Tuesday, 7 August 2012

Teaching with a vision

 Teaching with a vision

I mentioned in a recent post that I haven’t yet detected any great vision or philosophy behind the medical teaching in Cambridge. Today, I’d like to write about a place where I have actually experienced teaching with a vision: at the university where I did my undergraduate degree.
Ok, admittedly I did not go to a large state-funded university, but the small private University Fresenius (where I did a chemistry degree), but I don’t think it’s necessarily the source of funding that makes a difference here.
In Germany, the name Fresenius (for an article on the Chemist Carl Remigius Fresenius, see here) is associated with excellence in analytical chemistry. One strong point of studying at Fresenius Uni is still a strong background in analytical chemistry to this day. However, being named after the great founder of analytical chemistry does not mean that the university is resting on its laurels. A quick visit of the website reveals that the chemistry course has undergone several transformations since my graduation year, proof of ongoing improvements and adaptations in times of change. Already when I was a student, the curriculum had been refined over the years by constant feedback from industry, ensuring that it was up to date, but also that the graduates would be happily recruited and employed. Furthermore, I found the content of the course very well constructed, both in terms of what was taught and what content was omitted (that's also important!), as well as in terms of organisation. (To be completely honest, I sometimes wished at the time to learn particular topics in a bit more detail, such as quantum chemistry, but that still has not changed even today as a student in Cambridge. So it’s obviously more to do with my personal ideas than anything else). 
It seemed as if someone had sat down initially to really think about what knowledge makes a good chemist and then built up the curriculum from first principle, open to constant improvement. The key 
philosophy seemed to be the communication of what is the most comprehensive "working knowledge" of a chemist, and to really bring across these principles.

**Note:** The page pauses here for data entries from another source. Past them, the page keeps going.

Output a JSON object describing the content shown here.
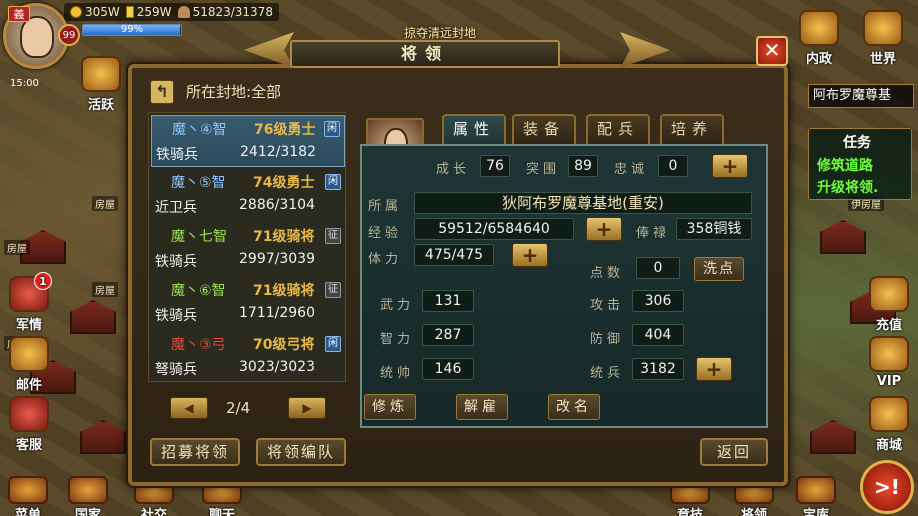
{
  "hud": {
    "avatar_badge": "義",
    "level": "99",
    "gold": "305W",
    "ingot": "259W",
    "troops": "51823/31378",
    "exp_pct": "99%",
    "exp_fraction": 0.99,
    "time": "15:00",
    "banner": "掠夺清远封地"
  },
  "map_labels": [
    "房屋",
    "房屋",
    "房屋",
    "房屋",
    "伊房屋"
  ],
  "left_icons": {
    "active": "活跃",
    "military": "军情",
    "military_count": "1",
    "mail": "邮件",
    "service": "客服"
  },
  "right_icons": {
    "interior": "内政",
    "world": "世界",
    "recharge": "充值",
    "vip": "VIP",
    "shop": "商城"
  },
  "task": {
    "current": "阿布罗魔尊基",
    "title": "任务",
    "line1": "修筑道路",
    "line2": "升级将领."
  },
  "bottom_bar": [
    "菜单",
    "国家",
    "社交",
    "聊天",
    "竞技",
    "将领",
    "宝库"
  ],
  "big_button": ">!",
  "dialog": {
    "title": "将领",
    "close": "✕",
    "fief_label": "所在封地:全部",
    "generals": [
      {
        "name": "魔丶④智",
        "level": "76级勇士",
        "tag": "闲",
        "troop": "铁骑兵",
        "count": "2412/3182"
      },
      {
        "name": "魔丶⑤智",
        "level": "74级勇士",
        "tag": "闲",
        "troop": "近卫兵",
        "count": "2886/3104"
      },
      {
        "name": "魔丶七智",
        "level": "71级骑将",
        "tag": "征",
        "troop": "铁骑兵",
        "count": "2997/3039"
      },
      {
        "name": "魔丶⑥智",
        "level": "71级骑将",
        "tag": "征",
        "troop": "铁骑兵",
        "count": "1711/2960"
      },
      {
        "name": "魔丶③弓",
        "level": "70级弓将",
        "tag": "闲",
        "troop": "弩骑兵",
        "count": "3023/3023"
      }
    ],
    "page": "2/4",
    "recruit_button": "招募将领",
    "formation_button": "将领编队",
    "return_button": "返回",
    "tabs": [
      "属性",
      "装备",
      "配兵",
      "培养"
    ],
    "detail": {
      "growth_label": "成长",
      "growth": "76",
      "assault_label": "突围",
      "assault": "89",
      "loyalty_label": "忠诚",
      "loyalty": "0",
      "belong_label": "所属",
      "belong": "狄阿布罗魔尊基地(重安)",
      "exp_label": "经验",
      "exp": "59512/6584640",
      "salary_label": "俸禄",
      "salary": "358铜钱",
      "stamina_label": "体力",
      "stamina": "475/475",
      "points_label": "点数",
      "points": "0",
      "wash_button": "洗点",
      "force_label": "武力",
      "force": "131",
      "attack_label": "攻击",
      "attack": "306",
      "intel_label": "智力",
      "intel": "287",
      "defense_label": "防御",
      "defense": "404",
      "command_label": "统帅",
      "command": "146",
      "troops_label": "统兵",
      "troops": "3182",
      "train_button": "修炼",
      "dismiss_button": "解雇",
      "rename_button": "改名"
    }
  }
}
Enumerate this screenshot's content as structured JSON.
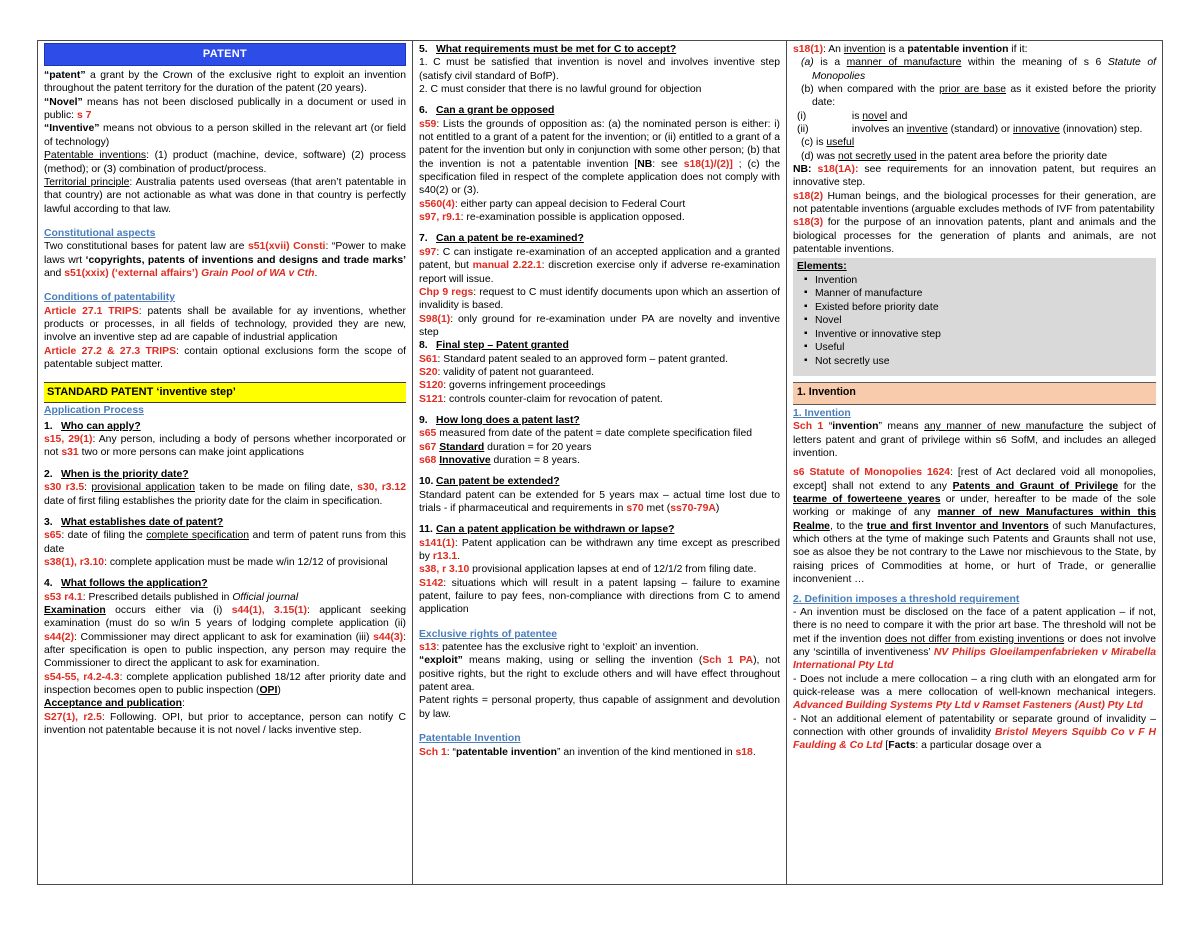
{
  "colors": {
    "banner_blue": "#2E4CE8",
    "banner_yellow": "#FFFF00",
    "banner_peach": "#F8CBAD",
    "box_grey": "#D9D9D9",
    "red": "#E02B20",
    "heading_blue": "#4A7EBB"
  },
  "col1": {
    "banner": "PATENT",
    "def_patent_term": "“patent”",
    "def_patent_body": " a grant by the Crown of the exclusive right to exploit an invention throughout the patent territory for the duration of the patent (20 years).",
    "def_novel_term": "“Novel”",
    "def_novel_body": " means has not been disclosed publically in a document or used in public: ",
    "def_novel_ref": "s 7",
    "def_inventive_term": "“Inventive”",
    "def_inventive_body": " means not obvious to a person skilled in the relevant art (or field of technology)",
    "patentable_label": "Patentable inventions",
    "patentable_body": ": (1) product (machine, device, software) (2) process (method); or (3) combination of product/process.",
    "territorial_label": "Territorial principle",
    "territorial_body": ": Australia patents used overseas (that aren’t patentable in that country) are not actionable as what was done in that country is perfectly lawful according to that law.",
    "constitutional_heading": "Constitutional aspects",
    "const_t1": "Two constitutional bases for patent law are ",
    "const_ref1": "s51(xvii) Consti",
    "const_t2": ": “Power to make laws wrt ",
    "const_quote1": "‘copyrights, patents of inventions and designs and trade marks’",
    "const_t3": " and ",
    "const_ref2": "s51(xxix) (‘external affairs’)",
    "const_case": "Grain Pool of WA v Cth",
    "const_end": ".",
    "conditions_heading": "Conditions of patentability",
    "art271_ref": "Article 27.1 TRIPS",
    "art271_body": ": patents shall be available for ay inventions, whether products or processes, in all fields of technology, provided they are new, involve an inventive step ad are capable of industrial application",
    "art272_ref": "Article 27.2 & 27.3 TRIPS",
    "art272_body": ": contain optional exclusions form the scope of patentable subject matter.",
    "yellow_banner": "STANDARD PATENT ‘inventive step’",
    "app_process_heading": "Application Process",
    "q1_num": "1.",
    "q1_title": "Who can apply?",
    "q1_ref": "s15, 29(1)",
    "q1_body": ": Any person, including a body of persons whether incorporated or not ",
    "q1_ref2": "s31",
    "q1_body2": " two or more persons can make joint applications",
    "q2_num": "2.",
    "q2_title": "When is the priority date?",
    "q2_ref": "s30 r3.5",
    "q2_b1": ": ",
    "q2_u1": "provisional application",
    "q2_b2": " taken to be made on filing date, ",
    "q2_ref2": "s30, r3.12",
    "q2_b3": " date of first filing establishes the priority date for the claim in specification.",
    "q3_num": "3.",
    "q3_title": "What establishes date of patent?",
    "q3_ref": "s65",
    "q3_b1": ": date of filing the ",
    "q3_u1": "complete specification",
    "q3_b2": " and term of patent runs from this date",
    "q3_ref2": "s38(1), r3.10",
    "q3_b3": ": complete application must be made w/in 12/12 of provisional",
    "q4_num": "4.",
    "q4_title": "What follows the application?",
    "q4_ref": "s53 r4.1",
    "q4_b1": ": Prescribed details published in ",
    "q4_ital": "Official journal",
    "q4_exam_label": "Examination",
    "q4_b2": " occurs either via (i) ",
    "q4_ref2": "s44(1), 3.15(1)",
    "q4_b3": ": applicant seeking examination (must do so w/in 5 years of lodging complete application (ii) ",
    "q4_ref3": "s44(2)",
    "q4_b4": ": Commissioner may direct applicant to ask for examination (iii) ",
    "q4_ref4": "s44(3)",
    "q4_b5": ": after specification is open to public inspection, any person may require the Commissioner to direct the applicant to ask for examination.",
    "q4_ref5": "s54-55, r4.2-4.3",
    "q4_b6": ": complete application published 18/12 after priority date and inspection becomes open to public inspection (",
    "q4_opi": "OPI",
    "q4_b7": ")",
    "q4_accept_label": "Acceptance and publication",
    "q4_ref6": "S27(1), r2.5",
    "q4_b8": ": Following. OPI, but prior to acceptance, person can notify C invention not patentable because it is not novel / lacks inventive step."
  },
  "col2": {
    "q5_num": "5.",
    "q5_title": "What requirements must be met for C to accept?",
    "q5_l1": "1. C must be satisfied that invention is novel and involves inventive step (satisfy civil standard of BofP).",
    "q5_l2": "2. C must consider that there is no lawful ground for objection",
    "q6_num": "6.",
    "q6_title": "Can a grant be opposed",
    "q6_ref": "s59",
    "q6_b1": ": Lists the grounds of opposition as: (a) the nominated person is either: i) not entitled to a grant of a patent for the invention; or (ii) entitled to a grant of a patent for the invention but only in conjunction with some other person; (b) that the invention is not a patentable invention [",
    "q6_nb": "NB",
    "q6_b2": ": see ",
    "q6_ref2": "s18(1)/(2)]",
    "q6_b3": " ; (c) the specification filed in respect of the complete application does not comply with s40(2) or (3).",
    "q6_ref3": "s560(4)",
    "q6_b4": ": either party can appeal decision to Federal Court",
    "q6_ref4": "s97, r9.1",
    "q6_b5": ": re-examination possible is application opposed.",
    "q7_num": "7.",
    "q7_title": "Can a patent be re-examined?",
    "q7_ref": "s97",
    "q7_b1": ": C can instigate re-examination of an accepted application and a granted patent, but ",
    "q7_ref2": "manual 2.22.1",
    "q7_b2": ": discretion exercise only if adverse re-examination report will issue.",
    "q7_ref3": "Chp 9 regs",
    "q7_b3": ": request to C must identify documents upon which an assertion of invalidity is based.",
    "q7_ref4": "S98(1)",
    "q7_b4": ": only ground for re-examination under PA are novelty and inventive step",
    "q8_num": "8.",
    "q8_title": "Final step – Patent granted",
    "q8_ref1": "S61",
    "q8_b1": ": Standard patent sealed to an approved form – patent granted.",
    "q8_ref2": "S20",
    "q8_b2": ": validity of patent not guaranteed.",
    "q8_ref3": "S120",
    "q8_b3": ": governs infringement proceedings",
    "q8_ref4": "S121",
    "q8_b4": ": controls counter-claim for revocation of patent.",
    "q9_num": "9.",
    "q9_title": "How long does a patent last?",
    "q9_ref1": "s65",
    "q9_b1": " measured from date of the patent = date complete specification filed",
    "q9_ref2": "s67",
    "q9_u2": "Standard",
    "q9_b2": " duration = for 20 years",
    "q9_ref3": "s68",
    "q9_u3": "Innovative",
    "q9_b3": " duration = 8 years.",
    "q10_num": "10.",
    "q10_title": "Can patent be extended?",
    "q10_b1": "Standard patent can be extended for 5 years max – actual time lost due to trials - if pharmaceutical and requirements in ",
    "q10_ref1": "s70",
    "q10_b2": " met (",
    "q10_ref2": "ss70-79A",
    "q10_b3": ")",
    "q11_num": "11.",
    "q11_title": "Can a patent application be withdrawn or lapse?",
    "q11_ref1": "s141(1)",
    "q11_b1": ": Patent application can be withdrawn any time except as prescribed by ",
    "q11_ref2": "r13.1",
    "q11_b2": ".",
    "q11_ref3": "s38, r 3.10",
    "q11_b3": " provisional application lapses at end of 12/1/2 from filing date.",
    "q11_ref4": "S142",
    "q11_b4": ": situations which will result in a patent lapsing – failure to examine patent, failure to pay fees, non-compliance with directions from C to amend application",
    "excl_heading": "Exclusive rights of patentee",
    "excl_ref1": "s13",
    "excl_b1": ": patentee has the exclusive right to ‘exploit’ an invention.",
    "excl_term": "“exploit”",
    "excl_b2": " means making, using or selling the invention (",
    "excl_ref2": "Sch 1 PA",
    "excl_b3": "), not positive rights, but the right to exclude others and will have effect throughout patent area.",
    "excl_b4": "Patent rights = personal property, thus capable of assignment and devolution by law.",
    "pat_inv_heading": "Patentable Invention",
    "pat_inv_ref": "Sch 1",
    "pat_inv_b1": ": “",
    "pat_inv_term": "patentable invention",
    "pat_inv_b2": "” an invention of the kind mentioned in ",
    "pat_inv_ref2": "s18",
    "pat_inv_b3": "."
  },
  "col3": {
    "s18_ref": "s18(1)",
    "s18_b1": ": An ",
    "s18_u1": "invention",
    "s18_b2": " is a ",
    "s18_bold1": "patentable invention",
    "s18_b3": " if it:",
    "s18_a_label": "(a)",
    "s18_a_t1": " is a ",
    "s18_a_u": "manner of manufacture",
    "s18_a_t2": " within the meaning of s 6 ",
    "s18_a_ital": "Statute of Monopolies",
    "s18_b_label": "(b)",
    "s18_b_t1": " when compared with the ",
    "s18_b_u": "prior are base",
    "s18_b_t2": " as it existed before the priority date:",
    "s18_i_label": "(i)",
    "s18_i_t1": " is ",
    "s18_i_u": "novel",
    "s18_i_t2": " and",
    "s18_ii_label": "(ii)",
    "s18_ii_t1": " involves an ",
    "s18_ii_u1": "inventive",
    "s18_ii_t2": " (standard) or ",
    "s18_ii_u2": "innovative",
    "s18_ii_t3": " (innovation) step.",
    "s18_c_label": "(c)",
    "s18_c_t1": " is ",
    "s18_c_u": "useful",
    "s18_d_label": "(d)",
    "s18_d_t1": " was ",
    "s18_d_u": "not secretly used",
    "s18_d_t2": " in the patent area before the priority date",
    "nb_label": "NB: ",
    "nb_ref": "s18(1A):",
    "nb_body": " see requirements for an innovation patent, but requires an innovative step.",
    "s182_ref": "s18(2)",
    "s182_body": " Human beings, and the biological processes for their generation, are not patentable inventions (arguable excludes methods of IVF from patentability",
    "s183_ref": "s18(3)",
    "s183_body": " for the purpose of an innovation patents, plant and animals and the biological processes for the generation of plants and animals, are not patentable inventions.",
    "elements_title": "Elements:",
    "elements": [
      "Invention",
      "Manner of manufacture",
      "Existed before priority date",
      "Novel",
      "Inventive or innovative step",
      "Useful",
      "Not secretly use"
    ],
    "peach_banner": "1. Invention",
    "inv_heading": "1. Invention",
    "sch1_ref": "Sch 1",
    "sch1_b1": " “",
    "sch1_term": "invention",
    "sch1_b2": "” means ",
    "sch1_u": "any manner of new manufacture",
    "sch1_b3": " the subject of letters patent and grant of privilege within s6 SofM, and includes an alleged invention.",
    "sofm_ref": "s6 Statute of Monopolies 1624",
    "sofm_t1": ": [rest of Act declared void all monopolies, except] shall not extend to any ",
    "sofm_u1": "Patents and Graunt of Privilege",
    "sofm_t2": " for the ",
    "sofm_u2": "tearme of fowerteene yeares",
    "sofm_t3": " or under, hereafter to be made of the sole working or makinge of any ",
    "sofm_u3": "manner of new Manufactures within this Realme",
    "sofm_t4": ", to the ",
    "sofm_u4": "true and first Inventor and Inventors",
    "sofm_t5": " of such Manufactures, which others at the tyme of makinge such Patents and Graunts shall not use, soe as alsoe they be not contrary to the Lawe nor mischievous to the State, by raising prices of Commodities at home, or hurt of Trade, or generallie inconvenient …",
    "def2_heading": "2. Definition imposes a threshold requirement",
    "d1_t1": "- An invention must be disclosed on the face of a patent application – if not, there is no need to compare it with the prior art base. The threshold will not be met if the invention ",
    "d1_u1": "does not differ from existing inventions",
    "d1_t2": " or does not involve any ‘scintilla of inventiveness’ ",
    "d1_case": "NV Philips Gloeilampenfabrieken v Mirabella International Pty Ltd",
    "d2_t1": "- Does not include a mere collocation – a ring cluth with an elongated arm for quick-release was a mere collocation of well-known mechanical integers. ",
    "d2_case": "Advanced Building Systems Pty Ltd v Ramset Fasteners (Aust) Pty Ltd",
    "d3_t1": "- Not an additional element of patentability or separate ground of invalidity – connection with other grounds of invalidity ",
    "d3_case": "Bristol Meyers Squibb Co v F H Faulding & Co Ltd",
    "d3_t2": " [",
    "d3_facts": "Facts",
    "d3_t3": ": a particular dosage over a"
  }
}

One way in which this was achieved was the high amount of practical lab teaching, more than 50% of the time if I remember correctly. Apart from the obvious different disciplines of chemistry, the overall masterplan also includes the possibility to integrate minor studies in other subjects such as economics and languages, in order to develop a well rounded set of skills.
I think this overall strategy really brings home the content and still does not prevent anyone from indulging in more detailed studies, now able to fall on the fertile ground of a sound foundation of knowledge.
Germany is different to the UK in that there aren't (m)any elite universities with longstanding traditions (although there is a discussion if this should be changed), and there is a much more common-sense attitude towards the significance of school grades. As one example, there is no restriction on the A-level average of a student wanting to study Chemistry at Fresenius or anywhere else (apart from the fact that they don't fail, of course). However, I am convinced that every student going through the Fresenius system, no matter how academic or not, won't be able to help him/herself but to emerge with a sound knowledge of chemistry in the end. I think this steady output of good graduates is quite an achievement in the light of the generous admission policy and is certainly tribute to the educational philosophy. In Cambridge and Oxford on the other hand, where only the best A-level students of the country are admitted, I don't think it's as surprising that the graduates are excellent, because they were already excellent in the first place. Sometimes I even think they are excellent despite the teaching they have encountered, not because of it.
To sum up, as a result of an overall vision, I think that the people produced at Fresenius enter the professional world with a great foundation and working knowledge of Chemistry, perhaps not excessively familiar with the academic intricacies of the most advanced chemical topics, but well rounded and ready to be placed in any lab and start working. I don’t think this is the result of chance, but of a well thought through approach to produce exactly the type of person needed in the world of chemistry.

I definitely think that every university course on offer in an institution should at least aim to stand out in some way and give their students something special along the way, and Fresenius definitely shows that this can be done, even on a smaller budget and without relying exclusively on the best students in the country.